In the last three days of the Sri Lankan civil war, as thousands of people surrendered to government authorities, hundreds of people were put on buses driven by Army officers. Many were never seen again.
The report begins with seven lists of people reported as disappeared. The lists were compiled by the UN, families of the disappeared, and Sri Lankan officials, among others. It then uses a method called Multiple Systems Estimation to estimate the "dark figure," that is, the people who were disappeared but have not been reported. From 443 people reported on one or more list, we estimate a total population of 503 victims in a two-tailed 95% credible interval from 468 to 554 (it's Bayesian!); see the figure for the posterior distribution of the estimate).
The report contains several references to the academic literature in mathematical statistics that explains how this method works and what the assumptions are. In short, the intuition is that with multiple, independent lists, the more often they document the same people, the fewer people remain undocumented. More collisions among the lists imply that the lists are compressed by a universe only slightly larger than the union of the lists, while fewer collisions imply that the lists are drifting apart in a space much larger than the lists themselves.
I've used this method in a number of previous projects. Recently, with colleagues from the Colombian human rights NGO Dejusticia, I published an estimate of the number of social movement leaders being killed in Colombia (summary in English, full report in Spanish). In another application, I estimated the total mortality of indigenous and non-indigenous people to show that in three key counties in Guatemala, indigenous people were eight times more likely to being killed by the Army in Guatemala, relative to their non-indigenous neighbors. I presented the finding as expert testimony in the trial for genocide of the former dictator, Gen. José Efrain Rios Montt (previously covered by BB here).

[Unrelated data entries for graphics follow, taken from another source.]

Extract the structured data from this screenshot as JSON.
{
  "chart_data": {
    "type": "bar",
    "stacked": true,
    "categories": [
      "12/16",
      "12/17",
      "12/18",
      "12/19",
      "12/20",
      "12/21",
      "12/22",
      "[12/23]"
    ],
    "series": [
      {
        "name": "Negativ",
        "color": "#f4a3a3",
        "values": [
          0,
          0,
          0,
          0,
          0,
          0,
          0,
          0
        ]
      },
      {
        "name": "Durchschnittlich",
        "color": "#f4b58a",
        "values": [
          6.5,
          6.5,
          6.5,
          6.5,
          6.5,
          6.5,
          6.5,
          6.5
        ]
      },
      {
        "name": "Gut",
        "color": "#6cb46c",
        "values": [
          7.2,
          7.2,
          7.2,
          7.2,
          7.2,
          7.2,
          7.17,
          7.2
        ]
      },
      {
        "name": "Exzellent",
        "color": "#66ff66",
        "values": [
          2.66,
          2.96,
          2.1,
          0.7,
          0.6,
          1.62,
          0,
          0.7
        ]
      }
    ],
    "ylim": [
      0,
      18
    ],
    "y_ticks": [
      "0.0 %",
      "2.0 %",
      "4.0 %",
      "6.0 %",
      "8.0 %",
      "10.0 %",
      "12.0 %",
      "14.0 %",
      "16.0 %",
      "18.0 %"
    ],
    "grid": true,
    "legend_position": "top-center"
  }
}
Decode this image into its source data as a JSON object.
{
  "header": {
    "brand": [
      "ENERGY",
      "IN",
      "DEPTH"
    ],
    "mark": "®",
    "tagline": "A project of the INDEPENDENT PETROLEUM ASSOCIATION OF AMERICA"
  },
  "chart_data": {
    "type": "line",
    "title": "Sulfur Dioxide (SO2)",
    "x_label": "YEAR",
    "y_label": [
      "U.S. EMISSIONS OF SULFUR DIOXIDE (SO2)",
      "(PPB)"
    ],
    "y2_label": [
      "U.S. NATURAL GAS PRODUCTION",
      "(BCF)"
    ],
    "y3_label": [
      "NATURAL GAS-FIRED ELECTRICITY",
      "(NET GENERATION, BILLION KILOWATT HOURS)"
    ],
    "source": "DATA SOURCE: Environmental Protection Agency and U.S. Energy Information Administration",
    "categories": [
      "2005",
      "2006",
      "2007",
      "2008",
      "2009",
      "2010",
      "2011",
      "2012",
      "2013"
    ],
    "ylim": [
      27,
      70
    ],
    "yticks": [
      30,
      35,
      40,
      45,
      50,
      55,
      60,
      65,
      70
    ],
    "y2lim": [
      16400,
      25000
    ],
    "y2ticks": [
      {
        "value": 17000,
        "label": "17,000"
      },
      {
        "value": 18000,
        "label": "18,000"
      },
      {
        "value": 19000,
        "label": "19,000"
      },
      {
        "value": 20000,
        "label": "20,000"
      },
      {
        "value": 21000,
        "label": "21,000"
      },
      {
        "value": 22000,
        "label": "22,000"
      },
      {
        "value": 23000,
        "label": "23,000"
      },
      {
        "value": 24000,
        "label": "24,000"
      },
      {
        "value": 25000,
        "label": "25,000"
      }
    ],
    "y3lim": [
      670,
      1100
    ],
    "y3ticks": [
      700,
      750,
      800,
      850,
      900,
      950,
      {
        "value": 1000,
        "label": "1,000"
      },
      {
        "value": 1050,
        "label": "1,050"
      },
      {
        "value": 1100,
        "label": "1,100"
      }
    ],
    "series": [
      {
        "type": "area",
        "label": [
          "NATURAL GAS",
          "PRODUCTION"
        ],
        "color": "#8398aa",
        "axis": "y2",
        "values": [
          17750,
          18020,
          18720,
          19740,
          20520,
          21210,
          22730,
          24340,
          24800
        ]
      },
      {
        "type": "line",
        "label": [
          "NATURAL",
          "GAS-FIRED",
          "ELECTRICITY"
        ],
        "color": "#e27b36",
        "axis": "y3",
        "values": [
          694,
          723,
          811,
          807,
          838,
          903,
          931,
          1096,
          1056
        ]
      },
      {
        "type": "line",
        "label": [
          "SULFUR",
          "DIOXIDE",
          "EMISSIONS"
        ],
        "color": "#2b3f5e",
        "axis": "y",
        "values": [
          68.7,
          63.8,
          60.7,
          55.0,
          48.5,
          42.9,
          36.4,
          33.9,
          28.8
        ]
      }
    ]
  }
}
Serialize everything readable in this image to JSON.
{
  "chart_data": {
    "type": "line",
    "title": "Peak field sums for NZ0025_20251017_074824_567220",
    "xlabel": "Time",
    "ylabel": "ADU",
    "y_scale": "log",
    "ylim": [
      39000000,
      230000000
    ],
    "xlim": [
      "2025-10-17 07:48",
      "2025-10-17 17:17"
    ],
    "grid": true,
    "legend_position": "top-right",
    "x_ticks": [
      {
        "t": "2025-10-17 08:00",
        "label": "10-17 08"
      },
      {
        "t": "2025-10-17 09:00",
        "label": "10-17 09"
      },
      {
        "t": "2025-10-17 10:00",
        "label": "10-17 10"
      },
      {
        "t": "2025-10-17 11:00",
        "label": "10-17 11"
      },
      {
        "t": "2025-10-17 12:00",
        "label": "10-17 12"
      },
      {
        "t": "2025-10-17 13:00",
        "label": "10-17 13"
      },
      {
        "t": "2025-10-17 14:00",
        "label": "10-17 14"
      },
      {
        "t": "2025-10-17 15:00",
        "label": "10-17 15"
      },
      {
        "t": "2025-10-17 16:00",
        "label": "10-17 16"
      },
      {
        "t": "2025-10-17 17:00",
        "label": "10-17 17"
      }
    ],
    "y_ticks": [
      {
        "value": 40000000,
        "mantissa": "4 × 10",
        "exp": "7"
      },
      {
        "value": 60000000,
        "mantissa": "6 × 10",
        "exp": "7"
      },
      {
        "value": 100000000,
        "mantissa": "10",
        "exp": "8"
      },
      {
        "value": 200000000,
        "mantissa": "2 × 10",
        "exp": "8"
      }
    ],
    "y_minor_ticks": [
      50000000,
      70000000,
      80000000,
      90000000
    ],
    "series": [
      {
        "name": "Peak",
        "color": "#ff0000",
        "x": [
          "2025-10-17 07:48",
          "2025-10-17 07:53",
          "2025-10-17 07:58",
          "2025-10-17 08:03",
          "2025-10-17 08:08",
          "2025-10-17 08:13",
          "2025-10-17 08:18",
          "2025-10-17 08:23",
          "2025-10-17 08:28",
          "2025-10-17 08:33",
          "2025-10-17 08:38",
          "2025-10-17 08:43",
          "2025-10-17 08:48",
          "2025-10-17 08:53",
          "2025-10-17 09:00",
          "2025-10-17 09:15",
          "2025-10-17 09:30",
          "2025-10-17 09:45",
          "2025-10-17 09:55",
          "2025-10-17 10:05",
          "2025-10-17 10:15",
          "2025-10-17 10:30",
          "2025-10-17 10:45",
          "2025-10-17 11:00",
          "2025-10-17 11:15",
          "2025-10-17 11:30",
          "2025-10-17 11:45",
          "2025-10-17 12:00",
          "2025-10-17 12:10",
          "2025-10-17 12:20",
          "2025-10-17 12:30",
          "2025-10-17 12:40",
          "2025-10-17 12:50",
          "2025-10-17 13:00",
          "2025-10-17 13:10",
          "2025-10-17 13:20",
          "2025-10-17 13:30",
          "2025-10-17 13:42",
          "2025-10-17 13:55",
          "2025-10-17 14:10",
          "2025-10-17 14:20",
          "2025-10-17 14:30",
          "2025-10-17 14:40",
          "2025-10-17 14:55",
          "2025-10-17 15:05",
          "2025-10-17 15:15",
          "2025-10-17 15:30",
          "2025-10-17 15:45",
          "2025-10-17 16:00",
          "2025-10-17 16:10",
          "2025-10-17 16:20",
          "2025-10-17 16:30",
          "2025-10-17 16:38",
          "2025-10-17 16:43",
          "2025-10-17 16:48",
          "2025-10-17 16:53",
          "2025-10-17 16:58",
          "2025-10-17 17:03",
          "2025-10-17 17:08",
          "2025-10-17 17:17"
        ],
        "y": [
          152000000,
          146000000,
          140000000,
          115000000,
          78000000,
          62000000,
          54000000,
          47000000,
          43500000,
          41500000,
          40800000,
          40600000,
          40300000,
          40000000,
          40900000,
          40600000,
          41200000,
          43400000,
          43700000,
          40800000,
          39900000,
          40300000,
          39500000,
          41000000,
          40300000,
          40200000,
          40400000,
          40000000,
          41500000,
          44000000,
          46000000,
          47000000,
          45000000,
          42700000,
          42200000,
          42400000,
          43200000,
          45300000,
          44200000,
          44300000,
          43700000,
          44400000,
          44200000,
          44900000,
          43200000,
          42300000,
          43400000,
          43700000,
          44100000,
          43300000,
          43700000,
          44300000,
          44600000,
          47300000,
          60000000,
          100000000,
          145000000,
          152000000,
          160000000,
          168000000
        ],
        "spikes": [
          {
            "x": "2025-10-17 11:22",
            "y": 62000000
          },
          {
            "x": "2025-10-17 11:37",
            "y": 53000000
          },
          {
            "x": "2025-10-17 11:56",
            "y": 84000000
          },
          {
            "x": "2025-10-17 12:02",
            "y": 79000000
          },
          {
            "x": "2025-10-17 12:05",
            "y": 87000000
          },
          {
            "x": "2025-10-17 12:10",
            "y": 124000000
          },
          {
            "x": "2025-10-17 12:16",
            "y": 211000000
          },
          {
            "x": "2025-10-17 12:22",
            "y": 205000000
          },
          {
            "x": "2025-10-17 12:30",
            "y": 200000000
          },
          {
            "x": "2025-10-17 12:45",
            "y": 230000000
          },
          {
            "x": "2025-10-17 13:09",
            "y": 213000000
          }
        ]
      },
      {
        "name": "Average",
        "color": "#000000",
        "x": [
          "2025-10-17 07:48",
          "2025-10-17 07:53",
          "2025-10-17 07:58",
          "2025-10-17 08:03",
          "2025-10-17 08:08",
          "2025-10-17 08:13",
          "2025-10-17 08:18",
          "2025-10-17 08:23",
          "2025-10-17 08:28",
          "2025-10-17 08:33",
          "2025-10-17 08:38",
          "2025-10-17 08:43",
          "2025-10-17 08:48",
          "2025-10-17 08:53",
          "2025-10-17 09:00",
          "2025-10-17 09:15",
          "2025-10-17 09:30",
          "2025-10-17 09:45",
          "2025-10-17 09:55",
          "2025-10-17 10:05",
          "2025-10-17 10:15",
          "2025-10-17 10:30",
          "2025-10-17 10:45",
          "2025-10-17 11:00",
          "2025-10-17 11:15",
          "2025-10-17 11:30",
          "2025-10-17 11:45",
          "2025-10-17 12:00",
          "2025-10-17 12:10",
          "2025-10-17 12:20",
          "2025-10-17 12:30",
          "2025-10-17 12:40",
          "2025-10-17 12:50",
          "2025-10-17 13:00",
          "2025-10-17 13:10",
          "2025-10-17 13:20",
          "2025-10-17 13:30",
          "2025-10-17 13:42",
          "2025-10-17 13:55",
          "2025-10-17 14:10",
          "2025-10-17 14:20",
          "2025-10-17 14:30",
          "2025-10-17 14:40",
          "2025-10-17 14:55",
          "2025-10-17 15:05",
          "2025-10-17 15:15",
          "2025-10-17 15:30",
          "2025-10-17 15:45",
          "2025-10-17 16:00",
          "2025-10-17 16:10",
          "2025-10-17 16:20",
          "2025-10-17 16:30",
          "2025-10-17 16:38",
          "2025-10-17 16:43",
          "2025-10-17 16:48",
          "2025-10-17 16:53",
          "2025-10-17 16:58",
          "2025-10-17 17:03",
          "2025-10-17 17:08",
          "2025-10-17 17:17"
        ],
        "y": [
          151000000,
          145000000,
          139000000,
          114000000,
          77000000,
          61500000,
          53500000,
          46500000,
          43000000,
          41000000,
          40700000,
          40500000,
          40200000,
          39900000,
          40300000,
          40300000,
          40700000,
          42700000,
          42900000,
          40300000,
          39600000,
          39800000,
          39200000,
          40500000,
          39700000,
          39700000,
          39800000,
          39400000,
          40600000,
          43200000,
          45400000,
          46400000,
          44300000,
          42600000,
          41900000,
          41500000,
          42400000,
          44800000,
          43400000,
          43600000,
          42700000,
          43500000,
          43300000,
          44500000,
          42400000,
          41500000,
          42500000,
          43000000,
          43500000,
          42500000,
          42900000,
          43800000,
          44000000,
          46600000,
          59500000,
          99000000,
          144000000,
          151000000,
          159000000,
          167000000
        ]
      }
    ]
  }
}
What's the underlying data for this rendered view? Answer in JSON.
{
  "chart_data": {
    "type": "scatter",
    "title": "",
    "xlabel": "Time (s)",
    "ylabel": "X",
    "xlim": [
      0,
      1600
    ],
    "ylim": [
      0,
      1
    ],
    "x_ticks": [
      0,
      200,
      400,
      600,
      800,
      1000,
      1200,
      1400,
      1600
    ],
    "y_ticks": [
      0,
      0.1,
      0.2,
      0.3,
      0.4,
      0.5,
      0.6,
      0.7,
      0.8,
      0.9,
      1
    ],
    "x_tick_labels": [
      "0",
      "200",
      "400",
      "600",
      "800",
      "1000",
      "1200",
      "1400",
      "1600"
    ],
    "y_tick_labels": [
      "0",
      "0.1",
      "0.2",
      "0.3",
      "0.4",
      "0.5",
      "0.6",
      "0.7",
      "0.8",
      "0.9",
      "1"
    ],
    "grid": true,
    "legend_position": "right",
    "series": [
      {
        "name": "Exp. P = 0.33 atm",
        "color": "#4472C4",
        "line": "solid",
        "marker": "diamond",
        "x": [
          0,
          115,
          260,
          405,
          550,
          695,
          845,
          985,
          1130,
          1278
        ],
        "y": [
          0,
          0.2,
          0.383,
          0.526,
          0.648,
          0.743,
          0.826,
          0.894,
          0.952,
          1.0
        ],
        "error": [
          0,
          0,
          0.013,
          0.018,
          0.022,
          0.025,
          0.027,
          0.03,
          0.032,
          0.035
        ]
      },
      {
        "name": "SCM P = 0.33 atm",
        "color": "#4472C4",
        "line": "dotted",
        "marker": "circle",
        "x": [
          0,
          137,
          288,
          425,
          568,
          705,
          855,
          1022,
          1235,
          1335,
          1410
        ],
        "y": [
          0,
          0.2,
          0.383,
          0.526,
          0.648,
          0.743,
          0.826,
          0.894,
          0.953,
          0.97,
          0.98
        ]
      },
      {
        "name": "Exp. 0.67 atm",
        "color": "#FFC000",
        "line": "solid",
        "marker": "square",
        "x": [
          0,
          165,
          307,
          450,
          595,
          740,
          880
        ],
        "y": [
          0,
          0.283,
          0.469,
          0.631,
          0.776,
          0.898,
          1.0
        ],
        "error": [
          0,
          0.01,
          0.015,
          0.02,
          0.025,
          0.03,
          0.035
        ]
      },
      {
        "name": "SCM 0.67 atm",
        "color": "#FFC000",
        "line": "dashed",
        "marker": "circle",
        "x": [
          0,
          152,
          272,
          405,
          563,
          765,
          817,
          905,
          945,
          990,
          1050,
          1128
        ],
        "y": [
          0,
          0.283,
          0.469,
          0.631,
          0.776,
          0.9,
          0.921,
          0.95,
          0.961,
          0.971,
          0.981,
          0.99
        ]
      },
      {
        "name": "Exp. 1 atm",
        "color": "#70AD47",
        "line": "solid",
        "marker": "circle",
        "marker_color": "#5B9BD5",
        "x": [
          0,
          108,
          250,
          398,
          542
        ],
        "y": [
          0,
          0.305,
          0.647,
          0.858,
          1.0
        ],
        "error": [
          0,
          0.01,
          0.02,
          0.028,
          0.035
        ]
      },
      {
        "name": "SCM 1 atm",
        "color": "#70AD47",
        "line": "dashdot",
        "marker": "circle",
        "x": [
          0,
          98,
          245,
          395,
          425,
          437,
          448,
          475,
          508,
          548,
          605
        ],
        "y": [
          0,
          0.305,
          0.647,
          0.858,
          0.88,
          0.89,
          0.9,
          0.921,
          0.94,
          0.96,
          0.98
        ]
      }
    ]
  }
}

In the study of war crimes, crimes against humanity, and genocide, often the most important data is missing. To understand the magnitude of the crimes, and the patterns over time, geography, perpetrators, or victims, we need tools from mathematical statistics to understand what is not observed. Treating the observed data as though it is the only data emphasizes victims whose social visibility is high, while ignoring those who are often already among the most marginalized. As scholars who want to get the answer right, and as human rights activists focused on documenting violence against all people, the most important question we can ask is: what's missing? Who is hidden? And can we use scientific tools to figure it out? I think that when the data is just right and the methods are sound, we can, and we should.